SecurityBrief Asia - Technology news for CISOs & cybersecurity decision-makers
Story image
Privacy: The real cost of “free” mobile apps
Thu, 21st Mar 2019
FYI, this story is more than a year old

Mobile applications have become an integral part of how consumers use devices today.

Many companies use smartphone location information through apps to provide to advertisers and affiliate businesses.

However, users need to understand that while technology brings convenience and access to services, it also comes at a risk to personal privacy.

Apps on phones gather information about a user's movements and location.

This information is then shared and sold to others.

Given the fast-evolving nature of technology, apps can now tell if someone has gone to the supermarket, walked their dog, driven to work or gone out to dinner - and they can identify which restaurant was patronised.

If a user consults their doctor or a psychiatrist, this will be captured as well.

The New York Times recently reported that many companies receive anonymous precise location data from apps whose users enable location services to get local news and weather or other information. 

The Times found several of these businesses claim to track up to 200 million mobile devices in the US.

Location data is a lucrative business for many companies that want to use the data to better understand consumer behaviour, better target advertising or sell the data to others.

It is a fast-growing market, with sales of location-targeted advertising set to reach $30 billion by 2020.

As a result, many businesses are getting involved in the location data sector.

IBM entered the industry with the purchase of the Weather Channel's apps. 

While businesses say they are only interested in consumer patterns and the data cannot be used to identify specific individuals, the reality is that by drawing together the raw data, organisations can identify the people being tracked. 

App users can be identified and this information, which can reveal their identity, where they live and their contact details.

This is concerning and raises questions about privacy and the security of the data.

Users may experience coincidences such as advertisements for businesses or products appearing on their devices not long after they visit a physical location.  

This happens because a user's location, movements and actions are known to more businesses and people due to data collected via their apps.

If a user enables location services on an app, then they are considered fair game. 

Not only will their movements be tracked, but their identity may also become known and their personal information can be shared and sold. 

Apps usually include lengthy permissions and details on data collection are buried deep in the terms and conditions.

Most people do not read them.

The mobile location industry started out as a way for apps to customise their offerings and businesses to better target their ads to nearby consumers.

It has now evolved into a much bigger industry – a data collection and analysis machine that is now operating more like a surveillance organisation.

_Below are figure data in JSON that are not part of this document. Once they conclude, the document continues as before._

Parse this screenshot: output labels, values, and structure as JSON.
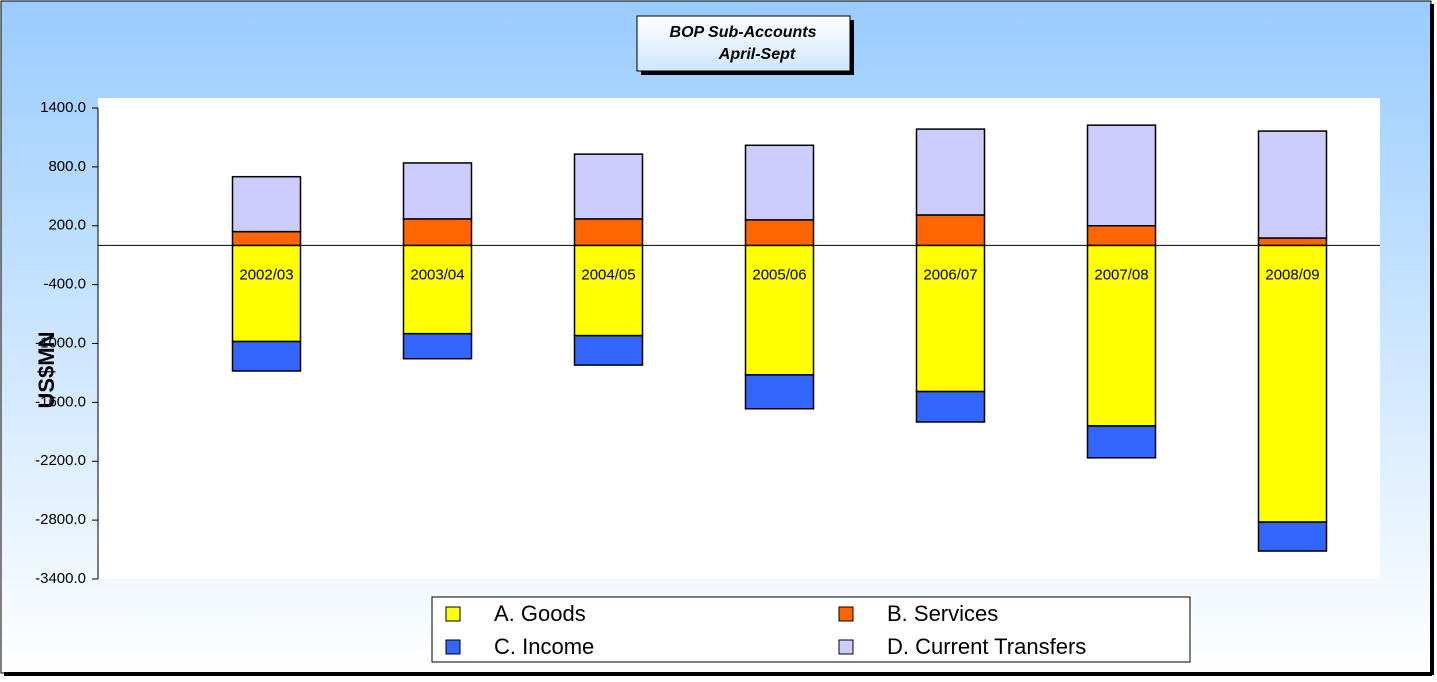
{
  "chart_data": {
    "type": "stacked_bar",
    "title": "BOP Sub-Accounts",
    "subtitle": "April-Sept",
    "y_label": "US$MN",
    "categories": [
      "2002/03",
      "2003/04",
      "2004/05",
      "2005/06",
      "2006/07",
      "2007/08",
      "2008/09"
    ],
    "series": [
      {
        "name": "A. Goods",
        "color": "#ffff00",
        "values": [
          -980,
          -900,
          -920,
          -1320,
          -1490,
          -1840,
          -2820
        ]
      },
      {
        "name": "B. Services",
        "color": "#ff6600",
        "values": [
          140,
          270,
          270,
          260,
          310,
          200,
          75
        ]
      },
      {
        "name": "C. Income",
        "color": "#3366ff",
        "values": [
          -300,
          -255,
          -300,
          -345,
          -310,
          -325,
          -295
        ]
      },
      {
        "name": "D. Current Transfers",
        "color": "#ccccff",
        "values": [
          560,
          570,
          660,
          760,
          875,
          1025,
          1090
        ]
      }
    ],
    "ylim": [
      -3400,
      1400
    ],
    "yticks": [
      {
        "value": -3400,
        "label": "-3400.0"
      },
      {
        "value": -2800,
        "label": "-2800.0"
      },
      {
        "value": -2200,
        "label": "-2200.0"
      },
      {
        "value": -1600,
        "label": "-1600.0"
      },
      {
        "value": -1000,
        "label": "-1000.0"
      },
      {
        "value": -400,
        "label": "-400.0"
      },
      {
        "value": 200,
        "label": "200.0"
      },
      {
        "value": 800,
        "label": "800.0"
      },
      {
        "value": 1400,
        "label": "1400.0"
      }
    ],
    "grid": false,
    "legend": "bottom"
  }
}
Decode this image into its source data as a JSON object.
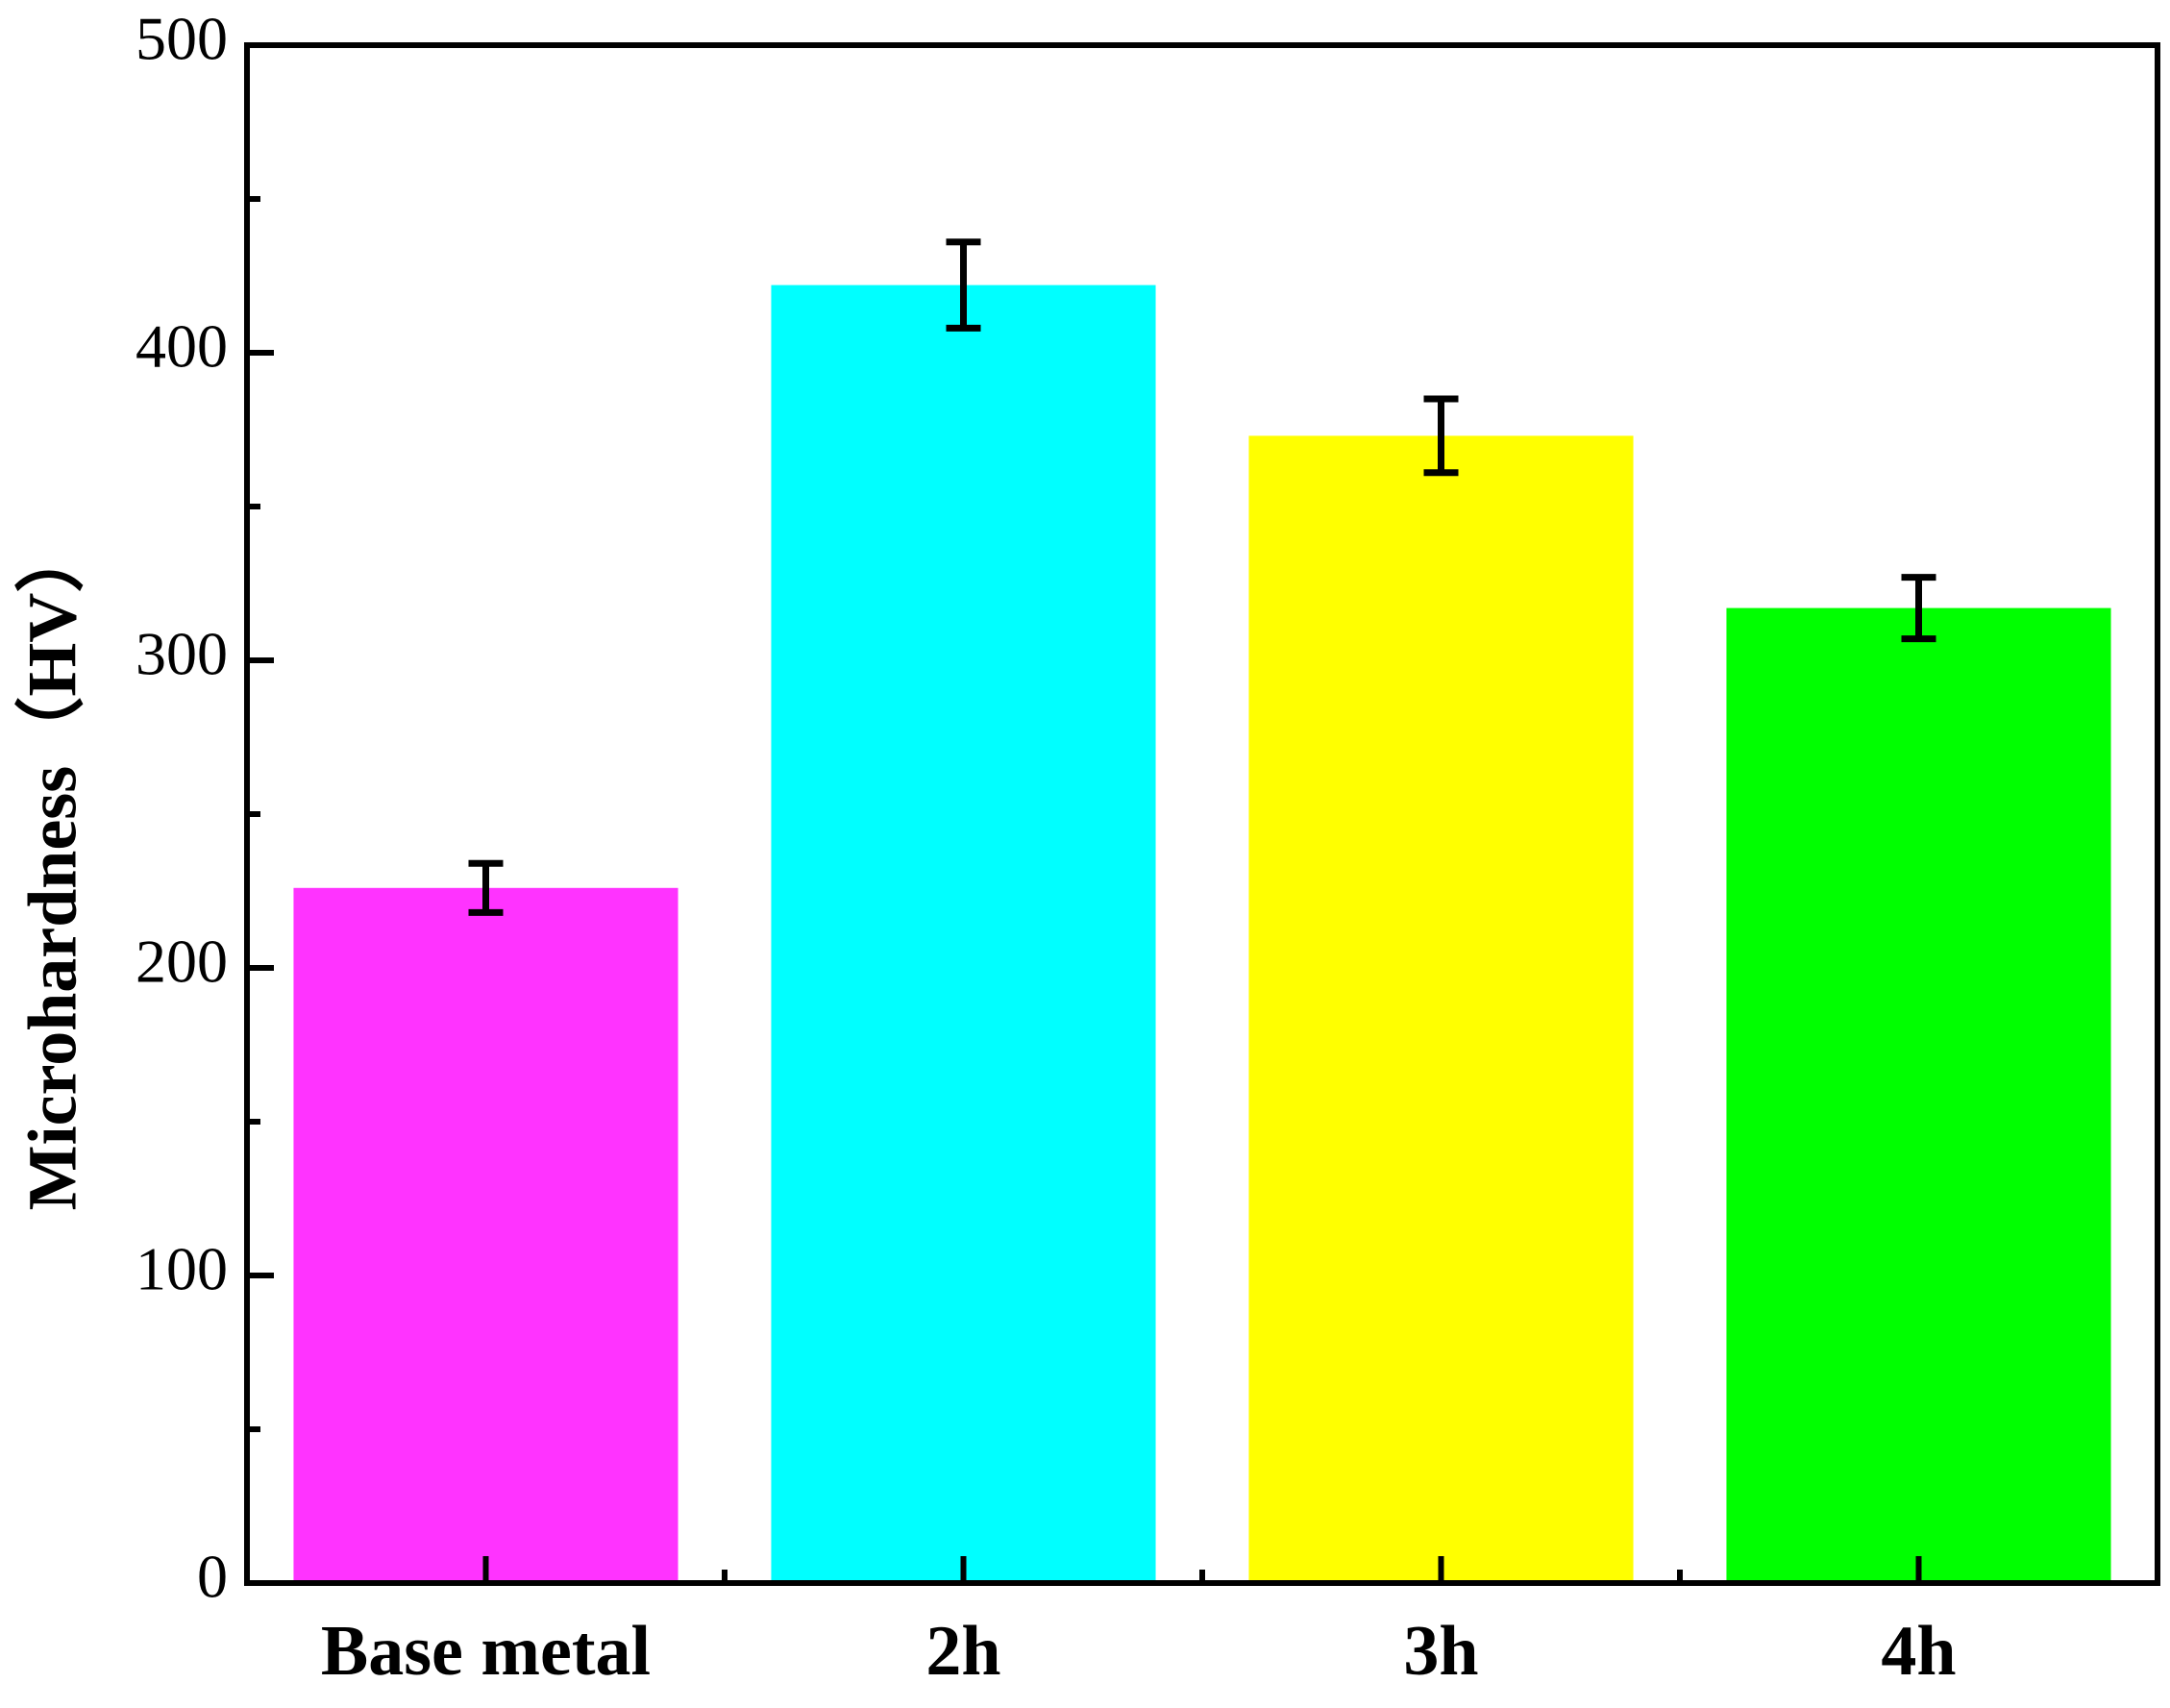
{
  "chart_data": {
    "type": "bar",
    "title": "",
    "xlabel": "",
    "ylabel": "Microhardness（HV）",
    "categories": [
      "Base metal",
      "2h",
      "3h",
      "4h"
    ],
    "values": [
      226,
      422,
      373,
      317
    ],
    "errors": [
      8,
      14,
      12,
      10
    ],
    "colors": [
      "#FF33FF",
      "#00FFFF",
      "#FFFF00",
      "#00FF00"
    ],
    "ylim": [
      0,
      500
    ],
    "yticks": [
      0,
      100,
      200,
      300,
      400,
      500
    ],
    "yticks_minor": [
      50,
      150,
      250,
      350,
      450
    ],
    "grid": false,
    "legend": "none"
  }
}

To prevent personal information from being shared without consent, there are a few steps users can take:

  • Be aware of the real cost of free online services – it may be the capture and dissemination of personal information 
  • Be selective about the apps downloaded and used 
  • Take the time to adjust app settings to minimise their ability to access phone and location information.   Where setting adjustment is not possible, consider whether the app is really needed  
  • Remove old apps that aren't being used 

Apple and Google make a lot of money from apps but also have an obligation to protect the interests of users.

The most recent version of Android only allows apps that are not in use to collect information a few times an hour, rather than continuously, which is what most apps do.

Apple has gone one step further and requires apps to inform the user of the intended data collection.

At one point, Apple was looking at showing a blue bar onscreen whenever an app not in use was gaining access to location data. 

Regulators may have high standards for app development, but it is also important for app users to be vigilant, particularly given apps are developed all around the world.